Губы дворецкого были так же упрямо сжаты, как губы его господина.

– О нет, милорд. Она называет Джеремаю – Джерри, Обадаю – Оби, а...

– Можешь не утруждать себя, – перебил дворецкого граф. – Бартоломью она называет Барт.

– Совершенно верно, сэр.

– А как, черт возьми, мисс Дейрдре называет тебя?

– Меня, сэр?

– Да, сэр.

Углы губ Бичема поползли вверх.

– Она называет меня Сеси, сэр.

– Сеси?

– Да, сэр.

– Твое имя?..

– Сесил.

– Ясно.

Граф некоторое время не мигая смотрел на дворецкого.

– Бичем, – произнес он наконец, – пришли ко мне Джона с бутылкой как можно скорее, и чтобы больше я не слышал этой чепухи. Ты меня понял?

– Конечно, сэр, – ответил дворецкий с невозмутимым видом и вышел из комнаты.

Граф откинулся на спинку стула и закрыл глаза. Черт возьми! Линия обороны была прорвана врагом – его мать, сестра, а теперь и слуги!

И все это проделки Дейрдре! Как она посмела собрать свои вещи и оставить его, когда он оказался пострадавшим? Как она посмела смотреть на него с укором из окна кареты, будто просить прощения должен был он?
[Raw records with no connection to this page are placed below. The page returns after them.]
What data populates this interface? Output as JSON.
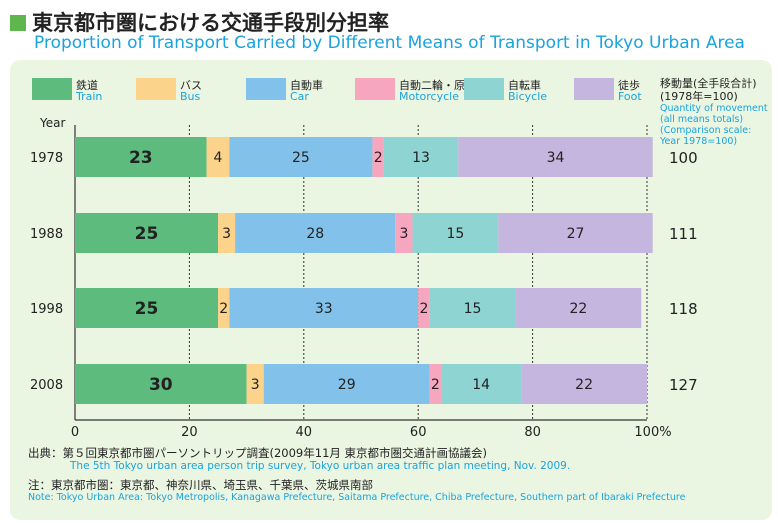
{
  "title_jp": "東京都市圏における交通手段別分担率",
  "title_en": "Proportion of Transport Carried by Different Means of Transport in Tokyo Urban Area",
  "legend": [
    {
      "jp": "鉄道",
      "en": "Train",
      "color": "#5dbb7e"
    },
    {
      "jp": "バス",
      "en": "Bus",
      "color": "#fbd38a"
    },
    {
      "jp": "自動車",
      "en": "Car",
      "color": "#82c2ea"
    },
    {
      "jp": "自動二輪・原付",
      "en": "Motorcycle",
      "color": "#f6a7bf"
    },
    {
      "jp": "自転車",
      "en": "Bicycle",
      "color": "#8dd4d2"
    },
    {
      "jp": "徒歩",
      "en": "Foot",
      "color": "#c4b6de"
    }
  ],
  "quantity_label": {
    "jp_line1": "移動量(全手段合計)",
    "jp_line2": "(1978年=100)",
    "en_line1": "Quantity of movement",
    "en_line2": "(all means totals)",
    "en_line3": "(Comparison scale:",
    "en_line4": "Year 1978=100)"
  },
  "year_header": "Year",
  "chart_data": {
    "type": "bar",
    "orientation": "horizontal",
    "stacked": true,
    "categories": [
      "1978",
      "1988",
      "1998",
      "2008"
    ],
    "series": [
      {
        "name": "Train",
        "values": [
          23,
          25,
          25,
          30
        ]
      },
      {
        "name": "Bus",
        "values": [
          4,
          3,
          2,
          3
        ]
      },
      {
        "name": "Car",
        "values": [
          25,
          28,
          33,
          29
        ]
      },
      {
        "name": "Motorcycle",
        "values": [
          2,
          3,
          2,
          2
        ]
      },
      {
        "name": "Bicycle",
        "values": [
          13,
          15,
          15,
          14
        ]
      },
      {
        "name": "Foot",
        "values": [
          34,
          27,
          22,
          22
        ]
      }
    ],
    "quantity": [
      100,
      111,
      118,
      127
    ],
    "xlim": [
      0,
      100
    ],
    "xticks": [
      "0",
      "20",
      "40",
      "60",
      "80",
      "100%"
    ],
    "grid": true
  },
  "source_jp": "出典：第５回東京都市圏パーソントリップ調査(2009年11月 東京都市圏交通計画協議会)",
  "source_en": "The 5th Tokyo urban area person trip survey, Tokyo urban area traffic plan meeting, Nov. 2009.",
  "note_jp": "注：東京都市圏：東京都、神奈川県、埼玉県、千葉県、茨城県南部",
  "note_en": "Note: Tokyo Urban Area: Tokyo Metropolis, Kanagawa Prefecture, Saitama Prefecture, Chiba Prefecture, Southern part of Ibaraki Prefecture"
}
А бросить его одного сносить язвительность трех разъяренных женщин – это было самым худшим и недостойным из всего! Она знала, конечно же, знала, что он не хотел, чтобы она уезжала! Она это сделала, чтобы наказать его! Ну и пусть бы простудилась и заболела, если в этом заключалась ее недостойная игра! Рэтборн горько усмехнулся.
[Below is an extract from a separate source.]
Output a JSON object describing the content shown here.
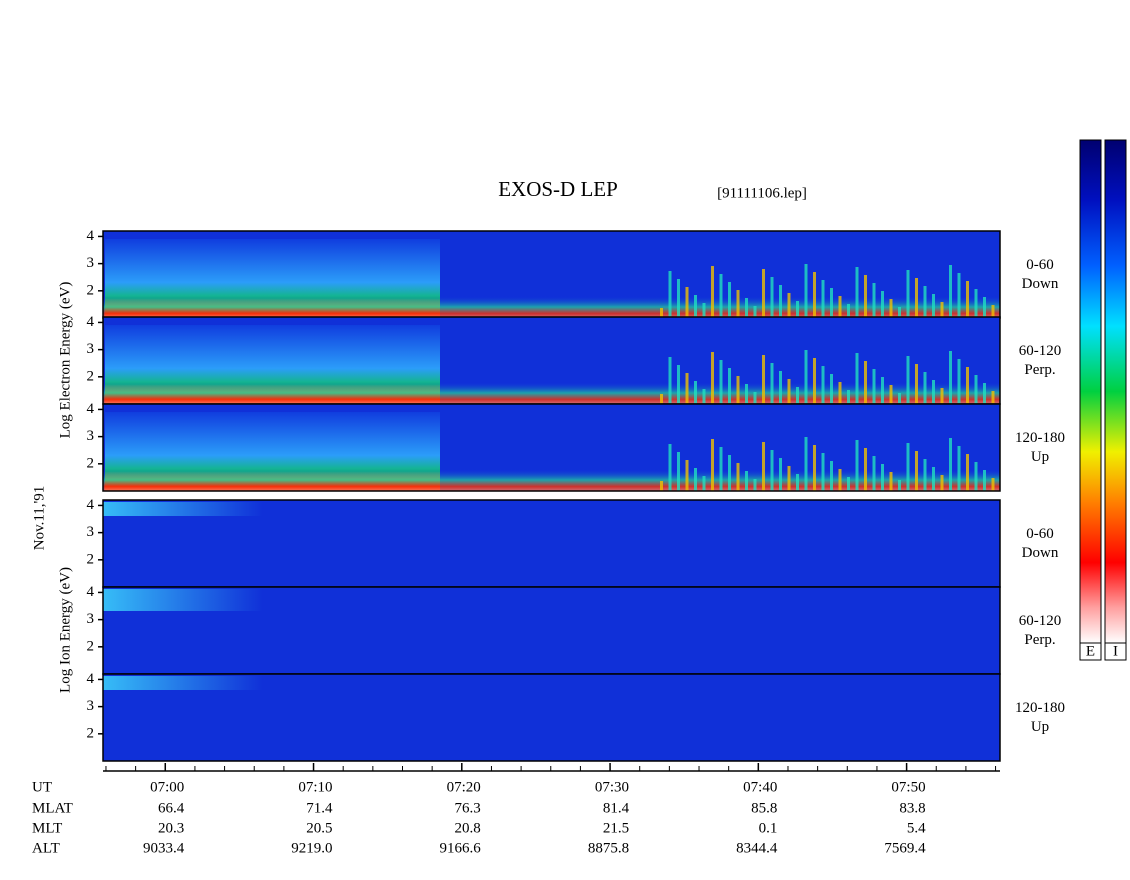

– Гарет! – окликнул его с порога Гай Лэндрон. – Вот ты где скрываешься! Господи! Ты выглядишь ужасно! Неужели спал одетым?

– Нет. Я дал своему камердинеру пропустить одежду через мясорубку, потому что предпочитаю выглядеть необычно.

– Брось эти штучки, старина, – проговорил мистер Лэндрон дружелюбно. – Я не из тех, кто бежит с тонущего корабля.

Граф с безутешным видом оперся локтем о письменный стол и положил подбородок на раскрытую ладонь.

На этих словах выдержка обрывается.